We arrived at the airport and I thanked him for the ride and for sharing his story. I didn’t think about Cuca’s story for a while. I struggled to understand my position of privilege compared to that of many Central Americans my age.
I’ve been teaching a class on Central Americans in the United States for several years at San Francisco State, and one of its main components is understanding migration. We’ve read a fantastic, yet horrifying book about La Bestia by Salvadoran journalist Oscar Martinez called “The Beast.” It’s one thing to read about these stories, but it’s another completely to be told about it by someone who’s lived through it.
It wasn’t until I visited the exhibit “MONTARlaBestia” (“Riding the Beast”) at the Center for Latin American Studies in Berkeley, that I thought about Cuca’s story again. The exhibit is an installation merging art and poetry on miniature versions of boxcars and rails which serve to represent the beast.
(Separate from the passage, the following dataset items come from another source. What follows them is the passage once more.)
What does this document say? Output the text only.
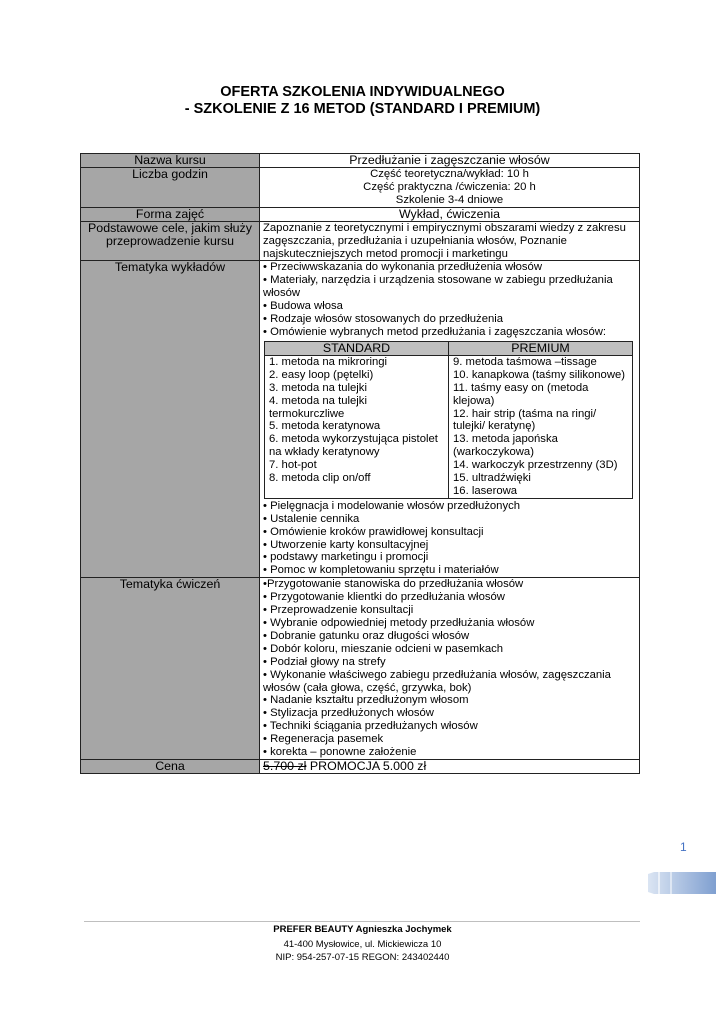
OFERTA SZKOLENIA INDYWIDUALNEGO
- SZKOLENIE Z 16 METOD (STANDARD I PREMIUM)
Nazwa kursu	Przedłużanie i zagęszczanie włosów
Liczba godzin	Część teoretyczna/wykład: 10 h
Część praktyczna /ćwiczenia: 20 h
Szkolenie 3-4 dniowe

Forma zajęć	Wykład, ćwiczenia
Podstawowe cele, jakim służy przeprowadzenie kursu	Zapoznanie z teoretycznymi i empirycznymi obszarami wiedzy z zakresu zagęszczania, przedłużania i uzupełniania włosów, Poznanie najskuteczniejszych metod promocji i marketingu
Tematyka wykładów	• Przeciwwskazania do wykonania przedłużenia włosów
• Materiały, narzędzia i urządzenia stosowane w zabiegu przedłużania włosów
• Budowa włosa
• Rodzaje włosów stosowanych do przedłużenia
• Omówienie wybranych metod przedłużania i zagęszczania włosów:
STANDARD	PREMIUM

1. metoda na mikroringi
2. easy loop (pętelki)
3. metoda na tulejki
4. metoda na tulejki termokurczliwe
5. metoda keratynowa
6. metoda wykorzystująca pistolet na wkłady keratynowy
7. hot-pot
8. metoda clip on/off

9. metoda taśmowa –tissage
10. kanapkowa (taśmy silikonowe)
11. taśmy easy on (metoda klejowa)
12. hair strip (taśma na ringi/ tulejki/ keratynę)
13. metoda japońska (warkoczykowa)
14. warkoczyk przestrzenny (3D)
15. ultradźwięki
16. laserowa
• Pielęgnacja i modelowanie włosów przedłużonych
• Ustalenie cennika
• Omówienie kroków prawidłowej konsultacji
• Utworzenie karty konsultacyjnej
• podstawy marketingu i promocji
• Pomoc w kompletowaniu sprzętu i materiałów

Tematyka ćwiczeń	•Przygotowanie stanowiska do przedłużania włosów
• Przygotowanie klientki do przedłużania włosów
• Przeprowadzenie konsultacji
• Wybranie odpowiedniej metody przedłużania włosów
• Dobranie gatunku oraz długości włosów
• Dobór koloru, mieszanie odcieni w pasemkach
• Podział głowy na strefy
• Wykonanie właściwego zabiegu przedłużania włosów, zagęszczania włosów (cała głowa, część, grzywka, bok)
• Nadanie kształtu przedłużonym włosom
• Stylizacja przedłużonych włosów
• Techniki ściągania przedłużanych włosów
• Regeneracja pasemek
• korekta – ponowne założenie

Cena	5.700 zł PROMOCJA 5.000 zł
1
PREFER BEAUTY Agnieszka Jochymek
41-400 Mysłowice, ul. Mickiewicza 10
NIP: 954-257-07-15 REGON: 243402440
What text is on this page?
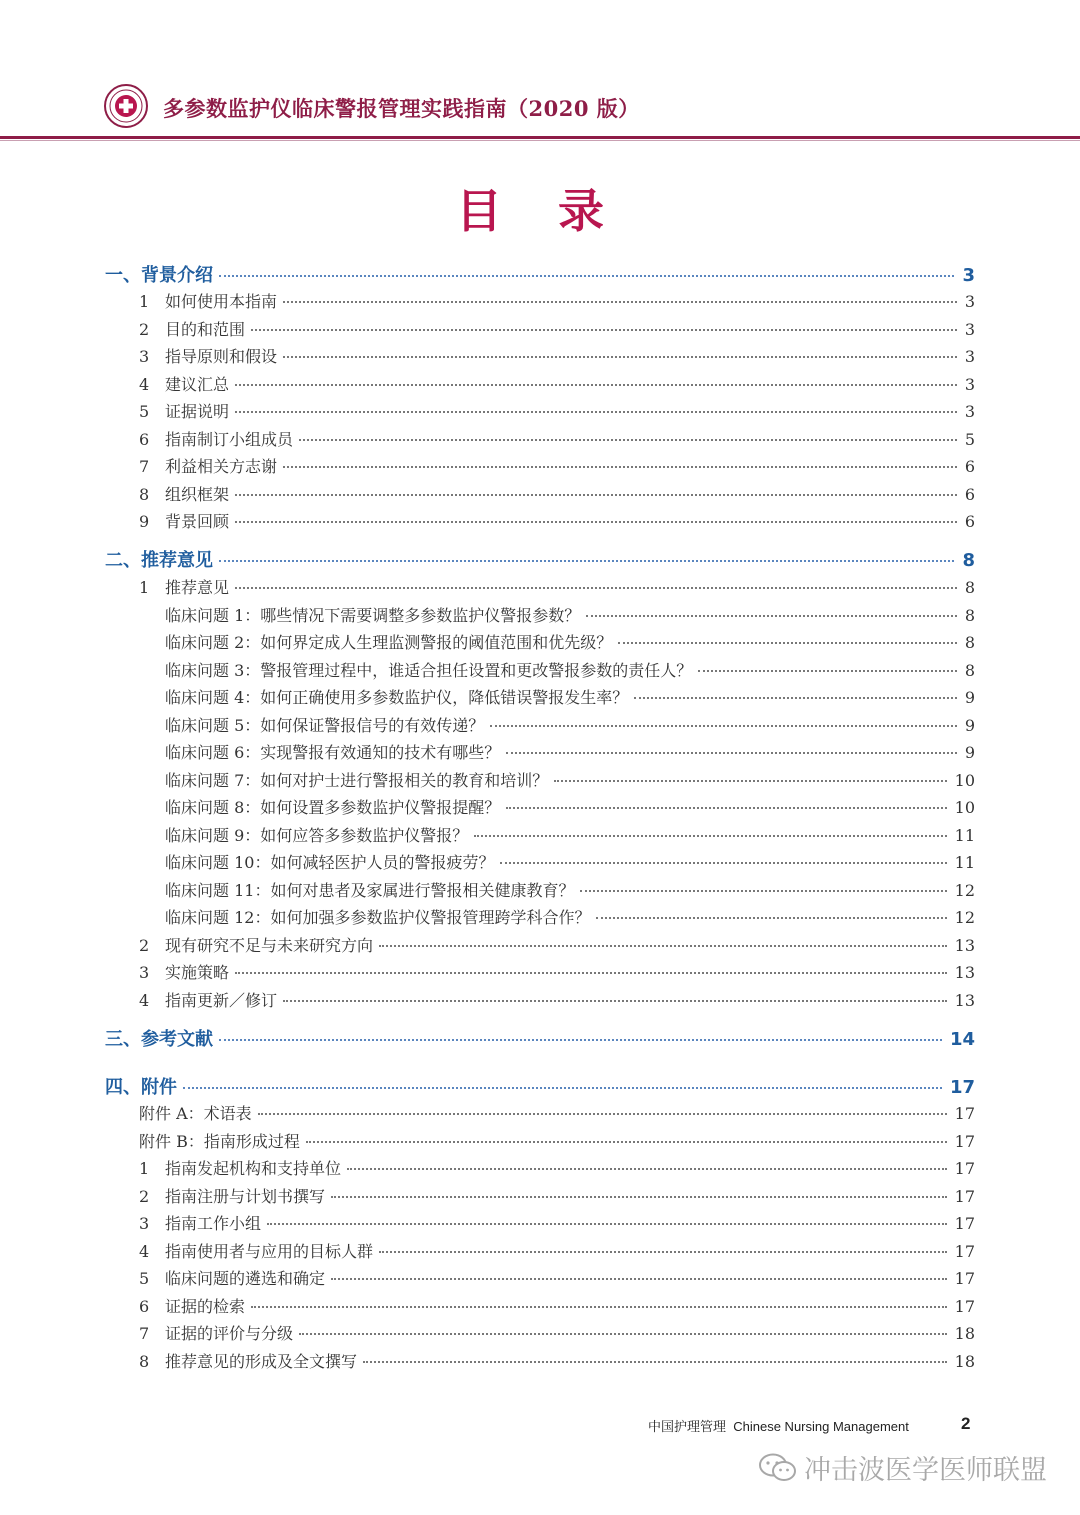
多参数监护仪临床警报管理实践指南（2020 版）
目 录
一、背景介绍	3
1 如何使用本指南	3
2 目的和范围	3
3 指导原则和假设	3
4 建议汇总	3
5 证据说明	3
6 指南制订小组成员	5
7 利益相关方志谢	6
8 组织框架	6
9 背景回顾	6
二、推荐意见	8
1 推荐意见	8
临床问题 1：哪些情况下需要调整多参数监护仪警报参数？	8
临床问题 2：如何界定成人生理监测警报的阈值范围和优先级？	8
临床问题 3：警报管理过程中，谁适合担任设置和更改警报参数的责任人？	8
临床问题 4：如何正确使用多参数监护仪，降低错误警报发生率？	9
临床问题 5：如何保证警报信号的有效传递？	9
临床问题 6：实现警报有效通知的技术有哪些？	9
临床问题 7：如何对护士进行警报相关的教育和培训？	10
临床问题 8：如何设置多参数监护仪警报提醒？	10
临床问题 9：如何应答多参数监护仪警报？	11
临床问题 10：如何减轻医护人员的警报疲劳？	11
临床问题 11：如何对患者及家属进行警报相关健康教育？	12
临床问题 12：如何加强多参数监护仪警报管理跨学科合作？	12
2 现有研究不足与未来研究方向	13
3 实施策略	13
4 指南更新／修订	13
三、参考文献	14
四、附件	17
附件 A：术语表	17
附件 B：指南形成过程	17
1 指南发起机构和支持单位	17
2 指南注册与计划书撰写	17
3 指南工作小组	17
4 指南使用者与应用的目标人群	17
5 临床问题的遴选和确定	17
6 证据的检索	17
7 证据的评价与分级	18
8 推荐意见的形成及全文撰写	18
中国护理管理 Chinese Nursing Management	2
冲击波医学医师联盟
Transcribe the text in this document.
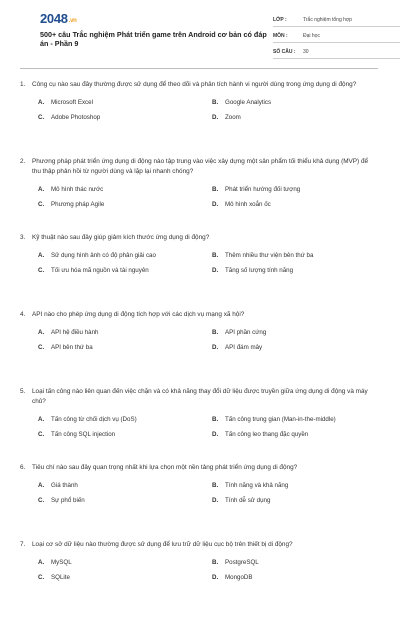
2048.vn
500+ câu Trắc nghiệm Phát triển game trên Android cơ bản có đáp án - Phần 9
LỚP :	Trắc nghiệm tổng hợp
MÔN :	Đại học
SỐ CÂU :	30
1. Công cụ nào sau đây thường được sử dụng để theo dõi và phân tích hành vi người dùng trong ứng dụng di động?
A. Microsoft Excel	B. Google Analytics
C. Adobe Photoshop	D. Zoom
2. Phương pháp phát triển ứng dụng di động nào tập trung vào việc xây dựng một sản phẩm tối thiểu khả dụng (MVP) để thu thập phản hồi từ người dùng và lặp lại nhanh chóng?
A. Mô hình thác nước	B. Phát triển hướng đối tượng
C. Phương pháp Agile	D. Mô hình xoắn ốc
3. Kỹ thuật nào sau đây giúp giảm kích thước ứng dụng di động?
A. Sử dụng hình ảnh có độ phân giải cao	B. Thêm nhiều thư viện bên thứ ba
C. Tối ưu hóa mã nguồn và tài nguyên	D. Tăng số lượng tính năng
4. API nào cho phép ứng dụng di động tích hợp với các dịch vụ mạng xã hội?
A. API hệ điều hành	B. API phần cứng
C. API bên thứ ba	D. API đám mây
5. Loại tấn công nào liên quan đến việc chặn và có khả năng thay đổi dữ liệu được truyền giữa ứng dụng di động và máy chủ?
A. Tấn công từ chối dịch vụ (DoS)	B. Tấn công trung gian (Man-in-the-middle)
C. Tấn công SQL injection	D. Tấn công leo thang đặc quyền
6. Tiêu chí nào sau đây quan trọng nhất khi lựa chọn một nền tảng phát triển ứng dụng di động?
A. Giá thành	B. Tính năng và khả năng
C. Sự phổ biến	D. Tính dễ sử dụng
7. Loại cơ sở dữ liệu nào thường được sử dụng để lưu trữ dữ liệu cục bộ trên thiết bị di động?
A. MySQL	B. PostgreSQL
C. SQLite	D. MongoDB
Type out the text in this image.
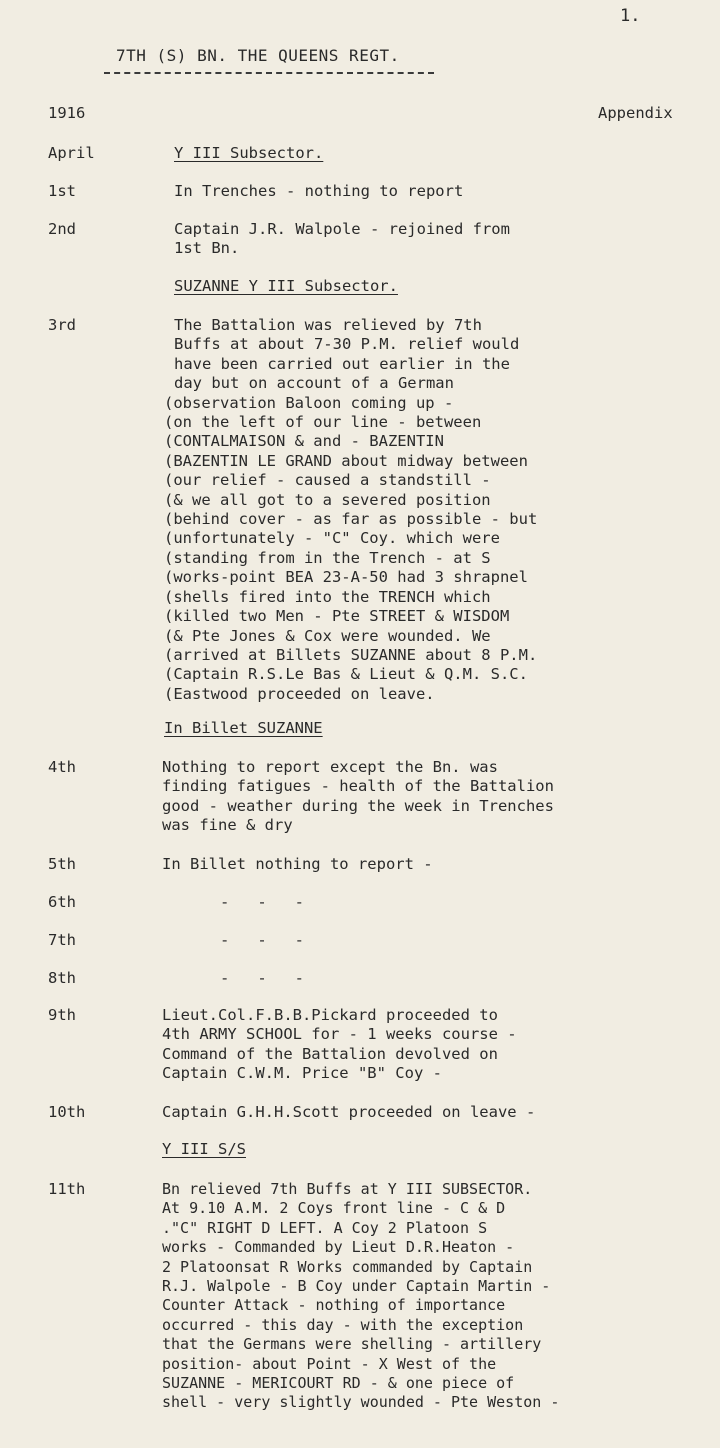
1.
7TH (S) BN. THE QUEENS REGT.
1916	Appendix
April	Y III Subsector.
1st	In Trenches - nothing to report
2nd	Captain J.R. Walpole - rejoined from
1st Bn.
SUZANNE Y III Subsector.
3rd	The Battalion was relieved by 7th
Buffs at about 7-30 P.M. relief would
have been carried out earlier in the
day but on account of a German
(observation Baloon coming up -
(on the left of our line - between
(CONTALMAISON & and - BAZENTIN
(BAZENTIN LE GRAND about midway between
(our relief - caused a standstill -
(& we all got to a severed position
(behind cover - as far as possible - but
(unfortunately - "C" Coy. which were
(standing from in the Trench - at S
(works-point BEA 23-A-50 had 3 shrapnel
(shells fired into the TRENCH which
(killed two Men - Pte STREET & WISDOM
(& Pte Jones & Cox were wounded. We
(arrived at Billets SUZANNE about 8 P.M.
(Captain R.S.Le Bas & Lieut & Q.M. S.C.
(Eastwood proceeded on leave.
In Billet SUZANNE
4th	Nothing to report except the Bn. was
finding fatigues - health of the Battalion
good - weather during the week in Trenches
was fine & dry
5th	In Billet nothing to report -
6th	-   -   -
7th	-   -   -
8th	-   -   -
9th	Lieut.Col.F.B.B.Pickard proceeded to
4th ARMY SCHOOL for - 1 weeks course -
Command of the Battalion devolved on
Captain C.W.M. Price "B" Coy -
10th	Captain G.H.H.Scott proceeded on leave -
Y III S/S
11th	Bn relieved 7th Buffs at Y III SUBSECTOR.
At 9.10 A.M. 2 Coys front line - C & D
."C" RIGHT D LEFT. A Coy 2 Platoon S
works - Commanded by Lieut D.R.Heaton -
2 Platoonsat R Works commanded by Captain
R.J. Walpole - B Coy under Captain Martin -
Counter Attack - nothing of importance
occurred - this day - with the exception
that the Germans were shelling - artillery
position- about Point - X West of the
SUZANNE - MERICOURT RD - & one piece of
shell - very slightly wounded - Pte Weston -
The pieces are a reminder of the odyssey that hundreds of migrants take so that you can walk into a clean office building or share that picture of your next meal (guilty, #foodie), but it’s also a reminder that there are many more, like Cuca, who didn’t make it.
The exhibit is put together by a group of 100 artists that formed the Colectivo de Artistas contra la Discriminación (Artists Collective against Discrimination) in partnership with the Mexican Museum, the Mexican Consulate General of San Francisco, and the Mexican Agency for International Development Cooperation. Their stated goal is to “raise awareness about migration and how it marginalizes an already vulnerable population.”
“MONTARlaBestia,” underwritten by Richard A. Levy, and Andrew Kluger, is now showing at the Center for Latin American Studies, 2334 Bowditch St, Berkeley. The exhibit runs through Sept. 29 and is open to the public Tuesday through Friday, from 1 p.m. to 5 p.m.